Vu la procédure suivante :

Procédure contentieuse antérieure :

La société Jerodis a demandé au tribunal administratif de Strasbourg d’annuler la décision du 2 juillet 2015 par laquelle le préfet du Bas-Rhin a refusé d’abroger l’arrêté du 25 juin 1938 réglementant le repos dominical dans le commerce du département du Bas-Rhin.

Par un jugement n° 1504816 du 23 mars 2016, le tribunal administratif de Strasbourg a rejeté sa demande.

Procédure devant la cour :

Par une requête, enregistrée le 19 mai 2016, et un mémoire complémentaire, enregistré le 16 novembre 2016, la société Jerodis, représentée par Me A…, demande à la cour :

1°) d’annuler le jugement du tribunal administratif de Strasbourg du 23 mars 2016 ;

2°) d’annuler la décision du 2 juillet 2015 par laquelle le préfet du Bas-Rhin a refusé d’abroger l’arrêté du 25 juin 1938 réglementant le repos dominical dans le commerce du département du Bas-Rhin ;

3°) d’enjoindre au préfet du Bas-Rhin d’abroger l’arrêté du 25 juin 1938 ;

4°) de mettre à la charge de l’Etat une somme de 5 000 euros en application de l’article L. 761-1 du code de justice administrative.

Elle soutient que :

 – contrairement à ce qu’a retenu le tribunal administratif de Strasbourg, le préfet a réglementé le repos dominical dans le commerce du département du Bas-Rhin par un arrêté du 25 juin 1938 ;

 – l’arrêté du 25 juin 1938 est illégal ; le préfet n’était pas compétent pour réglementer le repos dominical dans le commerce du département du Bas-Rhin ; le préfet n’a pas procédé à la concertation prévue à l’article 105 b du code local des professions, codifié à l’article L. 3134-4 du code du travail ; l’article 3 de l’ordonnance n° 2007-329 du 12 mars 2007 précise que les références contenues dans des dispositions de nature législative à des dispositions abrogées par l’ordonnance sont remplacées par les références aux dispositions correspondantes du code du travail ; l’arrêté du 25 juin 1938 n’est pas un texte de nature législative ; l’arrêté du 25 juin 1938 porte atteinte à la liberté du commerce et de l’industrie et plus particulièrement à la liberté d’entreprendre ; les circonstances de fait qui ont motivé son édiction n’existent plus.

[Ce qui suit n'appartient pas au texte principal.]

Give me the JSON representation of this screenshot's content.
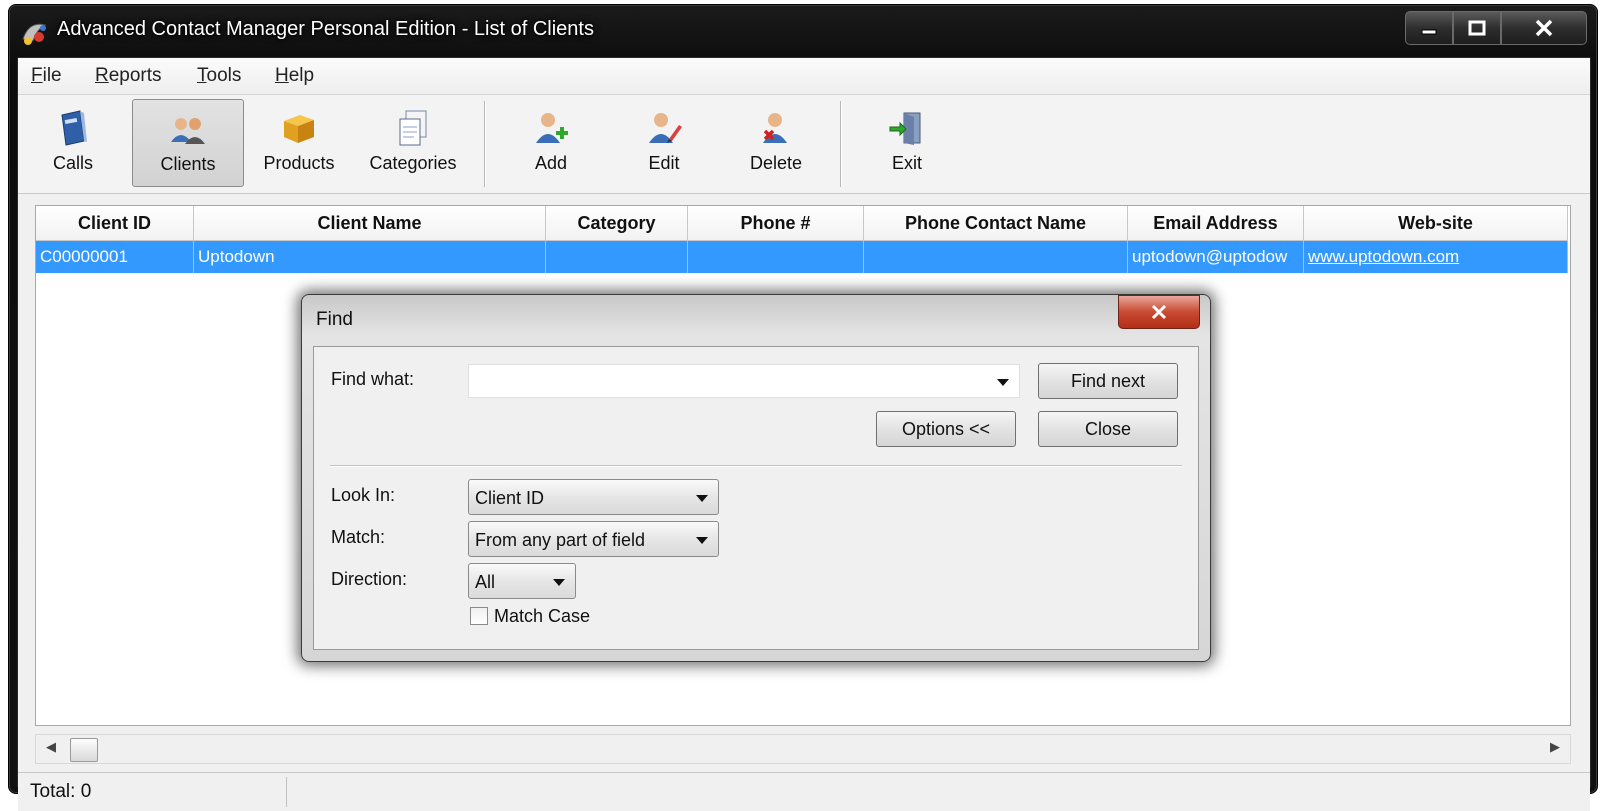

Par un mémoire en défense, enregistré le 17 octobre 2016, la ministre du travail, de l’emploi, de la formation professionnelle et du dialogue social conclut au rejet de la requête.

Elle fait valoir que :

 – à titre principal, elle doit être mise hors de cause, alors que la décision attaquée doit être regardée comme émanant du président du conseil départemental ;

 – à titre subsidiaire, la requête de la société Jerodis est irrecevable dès lors que l’acte attaqué ne constitue pas une décision faisant grief ;

 – aucun des moyens invoqués par la société n’est fondé.

Par une intervention, enregistrée le 17 novembre 2016, la Fédération des entreprises du commerce et de la distribution (FCD) et la Fédération de l’épicerie et du commerce de proximité (FECP), représentées par la Selarl Fayan-Roux, Bontoux et associés demandent à la cour d’annuler le jugement du tribunal administratif de Strasbourg du 23 mars 2016 ainsi que la décision du préfet du Bas-Rhin du 2 juillet 2015, d’enjoindre au préfet du Bas-Rhin d’abroger l’arrêté du 25 juin 1938 dans un délai de 2 mois sous astreinte de 2 000 euros par jour de retard et de mettre à la charge de l’Etat une somme de 5 000 euros au titre de l’article L. 761-1 du code de justice administrative.

Elles soutiennent que :

 – l’arrêté du 25 juin 1938 est illégal dès lors qu’il n’est pas établi que la majorité des professionnels concernés ont été consultés ; les dispositions de l’article L. 3134-4 du code du travail ont été méconnues ;

 – la réglementation concernant le travail dominical prise en 1938 a été édictée par une autorité incompétente ;

 – la majorité des professionnels concernés sont en faveur de l’abrogation de l’arrêté du 25 juin 1938 ;

 – le préfet aurait ainsi dû abroger cet arrêté en raison de changements dans les circonstances de fait.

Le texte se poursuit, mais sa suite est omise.